Líderes que participaram da cúpula da Otan em Ancara enfrentaram dificuldades para levar um presente dado por Recep Tayyip Erdogan. Ao fim do encontro, Erdogan ofereceu revólver personalizado com seis munições reais, o que gerou surpresa e travou o transporte do item por regras de cada país.
Presente da Otan em Ancara vira dor de cabeça com transporte de armas
A escolha do revólver como lembrança oficial provocou reação nas delegações. Os líderes receberam a arma em conjunto com munições e uma nota sobre dispensa de controles de exportação turcos.
Mesmo com autorização em Ancara, diferentes legislações nacionais impediram que o presente seguisse direto para o país de origem. Parte das comitivas precisou deixar a arma para autoridades locais.

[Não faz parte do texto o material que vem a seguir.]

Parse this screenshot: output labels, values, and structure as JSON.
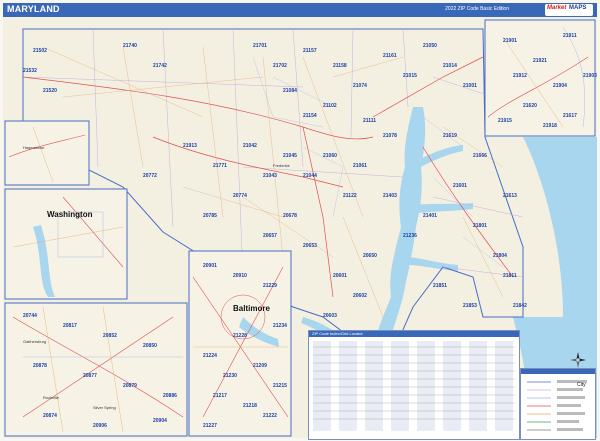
{
  "header": {
    "title": "MARYLAND",
    "edition": "2022 ZIP Code Basic Edition",
    "logo_word1": "Market",
    "logo_word2": "MAPS"
  },
  "insets": {
    "washington_label": "Washington",
    "baltimore_label": "Baltimore",
    "gaithersburg_label": "Gaithersburg",
    "rockville_label": "Rockville",
    "silver_spring_label": "Silver Spring",
    "hagerstown_label": "Hagerstown",
    "frederick_label": "Frederick"
  },
  "zip_labels": [
    "21502",
    "21532",
    "21520",
    "21740",
    "21742",
    "21701",
    "21702",
    "21157",
    "21158",
    "21074",
    "21102",
    "21111",
    "21161",
    "21154",
    "21084",
    "21050",
    "21014",
    "21015",
    "21001",
    "21078",
    "21901",
    "21921",
    "21904",
    "21620",
    "21617",
    "21619",
    "21666",
    "21601",
    "21613",
    "21801",
    "21804",
    "21811",
    "21842",
    "21853",
    "21851",
    "20601",
    "20602",
    "20603",
    "20650",
    "20653",
    "20678",
    "20657",
    "20785",
    "20774",
    "20772",
    "20744",
    "20817",
    "20852",
    "20850",
    "20878",
    "20877",
    "20879",
    "20886",
    "20874",
    "20906",
    "20904",
    "20901",
    "20910",
    "21229",
    "21224",
    "21230",
    "21209",
    "21215",
    "21217",
    "21218",
    "21222",
    "21227",
    "21228",
    "21234",
    "21236",
    "21401",
    "21403",
    "21122",
    "21061",
    "21060",
    "21044",
    "21045",
    "21043",
    "21042",
    "21771",
    "21913",
    "21911",
    "21903",
    "21918",
    "21912",
    "21915"
  ],
  "index": {
    "title": "ZIP Code Index/Grid Locator"
  },
  "legend": {
    "city_label": "City"
  },
  "colors": {
    "title_bar": "#3a68b8",
    "water": "#a9d6ef",
    "land": "#f7f4de",
    "zip_text": "#1b3fa6",
    "border_line": "#4a6dc4"
  }
}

Keir Starmer detalha kit com pistola e nota; Bélgica guarda em cofre
O primeiro-ministro britânico Keir Starmer disse na quarta-feira 8 aos jornalistas que cada líder recebeu uma pistola gravada com o próprio nome. Ele relatou que a arma veio em uma caixa vermelha com revestimento interno preto.
Segundo Starmer, o kit tinha seis munições reais e uma nota dizendo que o item estava dispensado dos controles de exportação turcos. Mesmo assim, Starmer afirmou que deixou o presente na Turquia por causa da legislação britânica.
Na Bélgica, o gabinete do primeiro-ministro Bart De Wever informou que a arma foi entregue à polícia do aeroporto após a chegada. A arma ficou guardada em um cofre enquanto as autoridades avaliam os procedimentos legais para o destino do objeto.
Destino muda para Suécia, Bruxelas e Turquia por exigências legais
As equipes de segurança do premiê belga ficaram responsáveis pelas armas destinadas a Ursula von der Leyen e António Costa, ambos sediados em Bruxelas. Um porta-voz da Comissão Europeia disse que von der Leyen agradeceu o presente e quer doá-lo a um museu militar depois que a arma for inutilizada.
Os revólveres destinados a Starmer, Friedrich Merz e Rod Jetten ficaram na Turquia devido às dificuldades de transporte pelas normas internacionais. O gabinete do primeiro-ministro sueco Ulf Kristersson informou que o presente só vai para a Suécia após cumprir todas as exigências legais.